I found Gigerenzer’s argument for the ecological rationality of heuristics and his argument against content-blind norms to be compelling. Specifically, I’d like to share some of my thoughts about content-blind norms.
Intuitively, it seems to make sense that rationally parsing meaning should be a content-blind process. After all, if it weren’t, wouldn’t content-dependent interpretation already require a preconception of the content’s meaning? If so, it seems this would amount to infinite regression, or a recursively defined meaning-generating function that accepts meaning of the sentence as input.
Let M be a function that maps from a sentence s to a meaning m (so we could say M(s)=m). Let D be the incomplete meaning-generating function from the above paragraph, where D maps a proposition (P) and meaning (m) to a (hopefully more complete) meaning. With this, we could write M(s) = D(P, M(s)). To clarify, proposition P corresponds to the content-blind syntactic structure of sentence s, while the meaning is the complementary context-sensitive component of sentence s.
Clearly, function D doesn’t do anything except call itself ad infinitum. It does, however, indicate what properties a correct semantic interpretation function C must possess: a base case for generating meaning that requires no precomputed meaning, and a means of reducing the extent of precomputed meaning required. That is, C(P, ε) must be defined, and C must satisfy M(s) = C(P, M(s’)), where s’ is a “less meaningful” sentence than s in some way.
The necessary existence of a base case suggests that at there must be some class of sentences whose meanings are entirely content-blind. I take this to mean that rationality is ultimately rooted in some fundamental set of processes that are entirely context-blind. That is not to say, of course, that rationality can be defined by content-blind norms—only members of this fundamental set can be defined by them.

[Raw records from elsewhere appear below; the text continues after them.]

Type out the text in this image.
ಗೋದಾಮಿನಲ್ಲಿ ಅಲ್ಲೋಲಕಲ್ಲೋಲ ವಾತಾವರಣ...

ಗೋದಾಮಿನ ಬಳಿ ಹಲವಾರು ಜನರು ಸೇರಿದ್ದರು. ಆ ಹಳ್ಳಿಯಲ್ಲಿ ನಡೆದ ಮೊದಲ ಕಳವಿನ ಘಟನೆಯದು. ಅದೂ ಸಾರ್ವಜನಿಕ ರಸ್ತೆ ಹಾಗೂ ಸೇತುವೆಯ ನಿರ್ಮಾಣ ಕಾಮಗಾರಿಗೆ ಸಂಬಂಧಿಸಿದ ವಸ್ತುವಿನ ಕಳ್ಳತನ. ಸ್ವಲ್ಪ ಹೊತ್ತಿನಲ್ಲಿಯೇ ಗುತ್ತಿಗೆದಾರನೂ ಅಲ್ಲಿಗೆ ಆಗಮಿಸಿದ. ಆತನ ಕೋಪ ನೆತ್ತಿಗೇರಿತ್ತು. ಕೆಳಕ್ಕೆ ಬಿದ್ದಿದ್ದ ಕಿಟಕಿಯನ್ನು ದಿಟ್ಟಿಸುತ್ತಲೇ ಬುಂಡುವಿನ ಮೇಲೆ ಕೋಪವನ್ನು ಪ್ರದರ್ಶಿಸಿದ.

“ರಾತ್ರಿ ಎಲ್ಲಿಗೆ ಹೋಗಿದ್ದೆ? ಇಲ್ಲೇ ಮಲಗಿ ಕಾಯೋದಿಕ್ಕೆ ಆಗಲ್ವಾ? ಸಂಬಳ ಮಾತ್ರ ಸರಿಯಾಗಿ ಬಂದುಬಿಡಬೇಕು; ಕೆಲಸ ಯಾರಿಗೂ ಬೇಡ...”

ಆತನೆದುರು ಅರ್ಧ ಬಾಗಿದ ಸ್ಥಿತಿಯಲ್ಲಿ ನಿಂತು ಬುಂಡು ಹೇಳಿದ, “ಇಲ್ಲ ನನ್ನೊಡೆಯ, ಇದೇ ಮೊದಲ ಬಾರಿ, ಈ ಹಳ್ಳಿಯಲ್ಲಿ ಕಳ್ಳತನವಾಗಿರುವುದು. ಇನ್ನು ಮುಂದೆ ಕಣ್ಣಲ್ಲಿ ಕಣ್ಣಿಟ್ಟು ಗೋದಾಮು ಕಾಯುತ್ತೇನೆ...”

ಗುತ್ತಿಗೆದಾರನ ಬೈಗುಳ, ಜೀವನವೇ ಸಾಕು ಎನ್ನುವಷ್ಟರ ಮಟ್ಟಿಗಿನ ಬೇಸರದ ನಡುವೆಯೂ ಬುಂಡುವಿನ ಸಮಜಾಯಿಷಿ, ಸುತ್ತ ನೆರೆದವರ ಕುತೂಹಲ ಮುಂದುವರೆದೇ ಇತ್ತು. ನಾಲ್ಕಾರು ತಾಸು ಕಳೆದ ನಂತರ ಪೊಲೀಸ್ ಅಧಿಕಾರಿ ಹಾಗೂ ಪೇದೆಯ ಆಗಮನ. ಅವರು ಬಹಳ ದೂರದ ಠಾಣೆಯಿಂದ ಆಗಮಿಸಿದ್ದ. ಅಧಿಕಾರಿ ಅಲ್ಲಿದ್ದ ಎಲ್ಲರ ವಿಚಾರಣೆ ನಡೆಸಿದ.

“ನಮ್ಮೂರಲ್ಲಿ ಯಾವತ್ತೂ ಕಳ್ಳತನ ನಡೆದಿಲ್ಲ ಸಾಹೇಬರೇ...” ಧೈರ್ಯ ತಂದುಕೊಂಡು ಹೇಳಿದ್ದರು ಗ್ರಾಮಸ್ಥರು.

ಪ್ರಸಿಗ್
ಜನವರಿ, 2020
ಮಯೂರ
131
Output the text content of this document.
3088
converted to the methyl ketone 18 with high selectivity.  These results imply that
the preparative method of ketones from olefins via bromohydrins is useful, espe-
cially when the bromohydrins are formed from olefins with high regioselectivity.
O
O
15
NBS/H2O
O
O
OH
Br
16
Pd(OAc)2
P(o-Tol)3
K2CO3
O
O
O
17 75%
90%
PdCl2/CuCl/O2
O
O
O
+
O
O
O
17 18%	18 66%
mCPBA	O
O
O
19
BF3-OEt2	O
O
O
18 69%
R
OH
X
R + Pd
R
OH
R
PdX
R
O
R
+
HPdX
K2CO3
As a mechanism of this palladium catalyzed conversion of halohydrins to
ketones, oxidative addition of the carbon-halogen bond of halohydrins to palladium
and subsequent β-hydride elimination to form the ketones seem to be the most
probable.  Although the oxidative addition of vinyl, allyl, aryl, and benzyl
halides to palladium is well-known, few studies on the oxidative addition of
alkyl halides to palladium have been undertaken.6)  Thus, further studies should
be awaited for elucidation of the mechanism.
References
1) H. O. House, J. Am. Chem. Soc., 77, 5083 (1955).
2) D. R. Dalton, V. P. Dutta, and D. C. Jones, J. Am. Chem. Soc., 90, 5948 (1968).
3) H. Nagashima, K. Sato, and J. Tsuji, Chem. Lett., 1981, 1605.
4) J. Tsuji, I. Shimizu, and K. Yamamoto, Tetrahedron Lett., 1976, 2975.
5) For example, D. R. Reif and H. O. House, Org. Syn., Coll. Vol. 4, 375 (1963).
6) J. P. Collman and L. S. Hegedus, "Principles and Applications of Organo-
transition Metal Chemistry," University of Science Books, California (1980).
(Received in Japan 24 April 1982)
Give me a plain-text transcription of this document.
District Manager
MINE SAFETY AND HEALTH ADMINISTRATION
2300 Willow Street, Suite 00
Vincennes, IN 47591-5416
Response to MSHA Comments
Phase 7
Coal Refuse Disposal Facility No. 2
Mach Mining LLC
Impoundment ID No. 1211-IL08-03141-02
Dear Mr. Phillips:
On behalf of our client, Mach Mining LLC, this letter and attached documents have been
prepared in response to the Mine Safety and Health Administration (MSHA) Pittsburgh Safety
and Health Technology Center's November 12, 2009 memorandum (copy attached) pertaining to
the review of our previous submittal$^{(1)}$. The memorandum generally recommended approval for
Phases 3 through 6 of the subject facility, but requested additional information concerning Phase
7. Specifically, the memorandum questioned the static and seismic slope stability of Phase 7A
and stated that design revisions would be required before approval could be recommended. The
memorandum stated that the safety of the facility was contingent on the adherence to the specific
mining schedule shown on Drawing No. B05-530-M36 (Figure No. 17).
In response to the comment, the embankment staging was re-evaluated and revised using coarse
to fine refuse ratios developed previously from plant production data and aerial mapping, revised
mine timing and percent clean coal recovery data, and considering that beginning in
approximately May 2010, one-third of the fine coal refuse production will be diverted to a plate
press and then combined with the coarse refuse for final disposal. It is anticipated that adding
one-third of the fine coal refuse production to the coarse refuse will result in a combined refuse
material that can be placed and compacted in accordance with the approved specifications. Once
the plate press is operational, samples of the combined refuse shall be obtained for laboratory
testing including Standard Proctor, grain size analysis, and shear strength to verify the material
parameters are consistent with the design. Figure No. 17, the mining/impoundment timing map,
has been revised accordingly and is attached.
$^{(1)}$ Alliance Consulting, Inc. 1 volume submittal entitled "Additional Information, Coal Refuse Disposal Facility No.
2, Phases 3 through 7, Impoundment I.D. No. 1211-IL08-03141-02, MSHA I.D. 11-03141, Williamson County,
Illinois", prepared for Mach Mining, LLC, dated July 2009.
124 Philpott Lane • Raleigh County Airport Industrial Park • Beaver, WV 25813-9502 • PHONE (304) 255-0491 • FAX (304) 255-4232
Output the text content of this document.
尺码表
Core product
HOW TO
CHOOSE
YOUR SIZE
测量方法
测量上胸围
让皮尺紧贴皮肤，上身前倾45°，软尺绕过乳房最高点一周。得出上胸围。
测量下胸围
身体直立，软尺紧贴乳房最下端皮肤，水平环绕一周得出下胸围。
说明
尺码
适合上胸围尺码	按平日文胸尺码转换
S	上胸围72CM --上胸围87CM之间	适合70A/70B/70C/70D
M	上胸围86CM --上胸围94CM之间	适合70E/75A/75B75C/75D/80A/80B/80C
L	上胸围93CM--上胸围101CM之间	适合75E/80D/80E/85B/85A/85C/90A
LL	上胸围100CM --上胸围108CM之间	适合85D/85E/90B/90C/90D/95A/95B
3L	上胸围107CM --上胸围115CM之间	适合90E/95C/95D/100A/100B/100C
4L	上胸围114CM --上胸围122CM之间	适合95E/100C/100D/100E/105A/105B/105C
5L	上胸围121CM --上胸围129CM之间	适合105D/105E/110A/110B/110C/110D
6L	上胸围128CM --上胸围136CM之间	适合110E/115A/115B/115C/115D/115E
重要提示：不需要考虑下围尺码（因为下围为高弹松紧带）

I do not think this conclusion contradicts Gigerenzer’s view on viewing rationality in terms of content-blind norms. As Matheson puts it, “that cognitive virtue cannot be located entirely within the mind does not imply that it is located entirely outside the mind” (143). Supposing content-blind norms alone cannot be used to measure rationality, this question arises: can solely content-sensitive along with content-blind norms be used to measure rationality? For those two types of norms to suffice would require rationality to be purely self-blind. That is, for a given sentence, there would be one unique rational way to interpret it (ignoring situations of ambiguity). But is this the case? Each individual obviously interprets identical sentences in nonidentical ways. If rationality is self-blind, then, although no one may actually be 100% rational, we could conceive of someone who is 100% rational, the epitome of human rationality norms. Moreover, this would suggest that there could exist no two people who are fully rational yet with different minds.
I think it likely that rationality is also self-sensitive; that is, rationality needs to be evaluated with respect to the (ir)rational agent.